There are fact pages all over the internet for Koolasuchus. Part of the reason that the BBC, Cool Dino Facts, the Walking with Wikia have dedicated pages to this salamander-like animal is because of it role in the Walking with Dinosaurs series. Koolasuchus is a feature animal in an episode of the series, but this has allowed the animal to become more well-known (outside of the fossil amphibian research circles). This video discusses the animal and some of what we know about the animal, most of which is covered in the fact pages, but includes multiple visualizations as well, which can be helpful.

14 January 2017

Curiousity Piqued

The Cretaceous amphibian Koolasuchus was not at all a suchian (crocodilian) but it was fairly cool; though it was named for Lesley Kool, not because it was interesting. Evoking the very image of the modern salamanders, Koolasuchus was a member of the temnospondyl group; a large group of tetrapods often considered the most primitive amphibians. Tenospondyls were often mostly aquatic and, while this does not entirely separate them from modern amphibians (think of all f the entirely aquatic amphibians that are still around us today), it was a defining characteristic of many temnospondyls. What does an "entirely aquatic" fossil animal look like though? In the case of Koolsuchus that body type is dorsoventrally flattened and very salamander-like. What I mean by that term is an elongate, smoothed body with somewhat shortened limbs and a tail that, in some instances, is mediolaterally thin and dorsoventrally wide; this aids the salamander in swimming around its environment. Salamanders that are not as aquatic, including some newts, have more conical tails. As we said previously, Koolasuchus was an aquatic animal, making the thin tall tail more realistic.
©Peter Trusler for Museum Victoria of Australia

13 January 2017

The Sapeornis Image We Know

Matt Martyniuk's Sapeornis looks a bit like a hawk or a falcon. Jeff Powers also went with that look for Sapeornis. The exact look of the bird is actually unknown, but that is a good start. Many other illustrations have shown the bird as a sparrow-esque or corvid-like (think ravens and crows) animal.
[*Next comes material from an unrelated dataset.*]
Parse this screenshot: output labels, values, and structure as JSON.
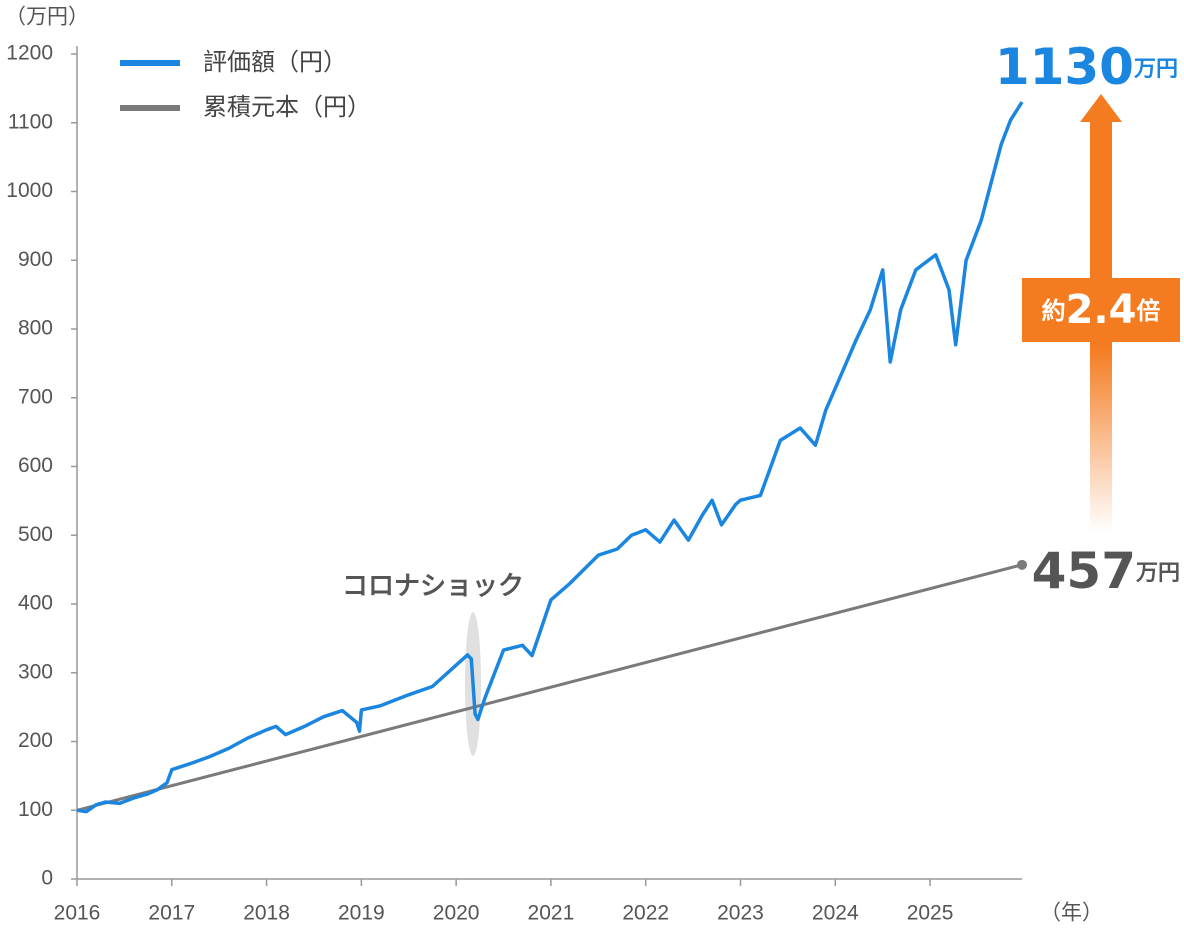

Regardless of how the bird is envisioned, artists have done wonderful things with the look of the bird. Not all of the illustrations are magnificently and brilliantly colored, but as of yet we do not know what the coloration of Sapeornis may have been. Michael Rothman's illustration is one of those that is less colorful; however, it is still a beautiful piece and it exhibits an amazing  representation of the tail feathers that were discussed the other day.

12 January 2017

Putting the SAPE in it

Sapeornis is named after the Society of Avian Paleontology and Evolution (SAPE), but what is that exactly? SAPE is an organization of scientists devoted to researching the origins and adaptations of birds from the Mesozoic to the modern era. The group is actually somewhat small, by typical scientific society standards, but is populated by an eager and able group of researchers. Their dedication to describing and discovering fossil birds and their course through history has earned the society a great deal of notice in scientific circles and their achievements were rightfully honored with the naming of Sapeornis. This is not the only claim to fame or public notoriety associated with the bird, however. Despite the dearth of movies, documentaries, and gaming references (very typical outlets for dinosaurs and other fossil animals in the public domain), Sapeornis is a fairly well-known fossil animal. Unfortunately, it is often lumped into lists of fossil birds, which is how it is well-known by the public. It is an average sized bird, by today's standards, which is interesting, but does not make it terribly popular by any means.